そして、婚礼からひと月と少し経ったある日。蓮珠の姿は、皇太后の宮にあった。蓮珠は今日、夫より華美にならないよう藍染の大人しい襦裙に白の帔帛を合わせた。髪は高くない位置で二輪に結って、歩揺をさすのも控えた。濤允が、質のよくない絹の暗い深衣を着ているからだ。
「薔薇はお好き?」
木香薔薇の庭を歩きながら、皇太后が蓮珠に尋ねた。
蓮珠は、皇太后の手を引いて歩幅を合わせるように添いながら、はいと恭しく答える。皇太后が女同士で話したいと言ったので、濤允は回廊に置き去りにされていた。
「嫁ぎ先に不満があるのではない?」
「……い、いえ」
皇太后に上品な笑みを向けられて、蓮珠は答えに窮してしまった。皇宮の絢爛な殿舎や華やかな雰囲気を見ると、やはり自分はここにいるべき人間であったと口惜しい気持ちになる。けれど……。
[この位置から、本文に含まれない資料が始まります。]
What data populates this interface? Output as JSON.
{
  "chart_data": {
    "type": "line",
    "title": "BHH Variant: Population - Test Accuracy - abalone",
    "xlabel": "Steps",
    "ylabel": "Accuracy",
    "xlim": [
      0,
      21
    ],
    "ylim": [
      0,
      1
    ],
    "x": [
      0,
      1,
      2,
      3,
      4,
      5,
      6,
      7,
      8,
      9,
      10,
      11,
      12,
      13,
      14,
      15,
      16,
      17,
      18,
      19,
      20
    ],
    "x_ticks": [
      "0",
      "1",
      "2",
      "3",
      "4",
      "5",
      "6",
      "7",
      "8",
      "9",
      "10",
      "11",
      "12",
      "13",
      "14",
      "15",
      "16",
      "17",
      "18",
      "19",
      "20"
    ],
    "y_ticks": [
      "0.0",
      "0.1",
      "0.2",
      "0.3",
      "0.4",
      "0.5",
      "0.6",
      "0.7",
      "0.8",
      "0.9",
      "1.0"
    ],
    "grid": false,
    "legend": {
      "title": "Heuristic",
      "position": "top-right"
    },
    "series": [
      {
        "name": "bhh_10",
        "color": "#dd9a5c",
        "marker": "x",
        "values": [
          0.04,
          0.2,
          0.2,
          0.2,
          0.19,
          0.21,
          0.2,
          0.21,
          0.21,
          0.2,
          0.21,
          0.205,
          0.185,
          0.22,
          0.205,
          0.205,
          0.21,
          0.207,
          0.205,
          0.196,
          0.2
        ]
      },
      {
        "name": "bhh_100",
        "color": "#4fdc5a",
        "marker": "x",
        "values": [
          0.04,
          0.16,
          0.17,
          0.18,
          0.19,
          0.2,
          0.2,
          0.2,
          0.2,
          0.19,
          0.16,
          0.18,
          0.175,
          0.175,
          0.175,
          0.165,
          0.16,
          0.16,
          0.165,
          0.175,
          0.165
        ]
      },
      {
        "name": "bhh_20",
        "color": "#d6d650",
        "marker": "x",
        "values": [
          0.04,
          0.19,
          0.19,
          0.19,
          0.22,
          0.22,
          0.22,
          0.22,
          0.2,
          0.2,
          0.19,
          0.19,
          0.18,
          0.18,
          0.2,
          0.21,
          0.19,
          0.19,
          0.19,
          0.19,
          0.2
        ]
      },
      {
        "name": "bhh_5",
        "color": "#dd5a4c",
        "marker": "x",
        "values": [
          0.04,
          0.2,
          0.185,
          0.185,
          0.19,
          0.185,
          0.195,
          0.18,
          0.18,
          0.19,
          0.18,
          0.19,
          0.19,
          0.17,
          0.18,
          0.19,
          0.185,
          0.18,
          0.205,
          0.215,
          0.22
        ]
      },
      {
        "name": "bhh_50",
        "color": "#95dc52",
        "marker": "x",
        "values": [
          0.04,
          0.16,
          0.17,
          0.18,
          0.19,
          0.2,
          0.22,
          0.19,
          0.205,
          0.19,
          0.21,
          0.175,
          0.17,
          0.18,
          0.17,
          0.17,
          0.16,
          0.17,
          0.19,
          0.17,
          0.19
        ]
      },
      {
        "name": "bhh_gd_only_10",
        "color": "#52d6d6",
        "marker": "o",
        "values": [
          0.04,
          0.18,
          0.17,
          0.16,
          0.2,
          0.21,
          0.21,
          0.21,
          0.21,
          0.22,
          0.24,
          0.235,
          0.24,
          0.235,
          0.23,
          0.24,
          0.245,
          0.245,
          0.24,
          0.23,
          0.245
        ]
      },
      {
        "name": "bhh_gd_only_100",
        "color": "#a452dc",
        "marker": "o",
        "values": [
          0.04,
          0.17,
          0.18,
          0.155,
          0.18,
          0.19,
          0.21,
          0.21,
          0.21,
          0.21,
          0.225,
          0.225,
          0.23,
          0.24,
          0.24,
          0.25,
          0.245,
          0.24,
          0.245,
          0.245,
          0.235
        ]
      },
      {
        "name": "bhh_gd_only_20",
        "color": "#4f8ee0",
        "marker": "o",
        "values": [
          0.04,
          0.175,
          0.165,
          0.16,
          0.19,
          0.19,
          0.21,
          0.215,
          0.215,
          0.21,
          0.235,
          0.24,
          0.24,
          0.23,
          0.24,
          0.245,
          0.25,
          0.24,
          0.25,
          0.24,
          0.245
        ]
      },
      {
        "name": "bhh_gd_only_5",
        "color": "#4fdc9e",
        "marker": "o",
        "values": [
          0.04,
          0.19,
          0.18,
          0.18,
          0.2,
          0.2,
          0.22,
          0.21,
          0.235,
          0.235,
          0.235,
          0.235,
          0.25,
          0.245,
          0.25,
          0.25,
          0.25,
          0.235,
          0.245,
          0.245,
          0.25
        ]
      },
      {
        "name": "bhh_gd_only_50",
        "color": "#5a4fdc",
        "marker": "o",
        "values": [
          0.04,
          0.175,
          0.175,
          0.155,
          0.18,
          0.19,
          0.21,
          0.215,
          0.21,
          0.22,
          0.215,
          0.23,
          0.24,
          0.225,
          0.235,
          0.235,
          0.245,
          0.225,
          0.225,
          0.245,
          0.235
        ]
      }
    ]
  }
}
蓮珠は、ちらりと回廊に目を向けた。柱に背を預けた濤允が、じっとこちらを見ている。
「あら。濤允もあなたが気になるようだけれど、あなたも濤允が気になっているようね」
「あ……、申し訳ございません。お話しの途中でしたのに」
いいのよ、と皇太后が蓮珠の手に自分のそれを重ねる。皇太后の手は、秋風のようにひんやりとしていた。
「私はね、もう先が長くないらしいの。侍医がそう言っていたわ」
皇太后が静かに言う。蓮珠が悲しそうな顔をすると、皇太后が気にしないでと言うように、重ねた手を軽く二度叩いた。
「濤允には話していないから、あなたの胸にとどめておいてちょうだい」
「はい……、皇太后様」
「濤允は、あなたを心から慕っているわ。私に歯向かったことなんてなかったのにね、あなたがいいと言って私がすすめた縁談をすべて断ったのよ」
「そう、だったのですか?」
「ええ。濤允は、なによりもあなたを大切にすると思うの。だから……」
「皇太后!」
叫ぶような男の声が、皇太后の言葉を遮る。騒がしいわね。心の中でそう思いながら蓮珠がふり返ると、黄の深衣を着た男が大股で向かってきた。男の後ろを濤允と太鑑が追ってくる。蓮珠は、皇太后の手を握ったまま慌てて頭を低くした。
「秋も深まってきたのに、出歩いて平気なのですか?」
男が、皇太后に冷たい声を投げる。皇太后が平気だと答えると、男はそれを鼻で笑って視線を蓮珠に定めた。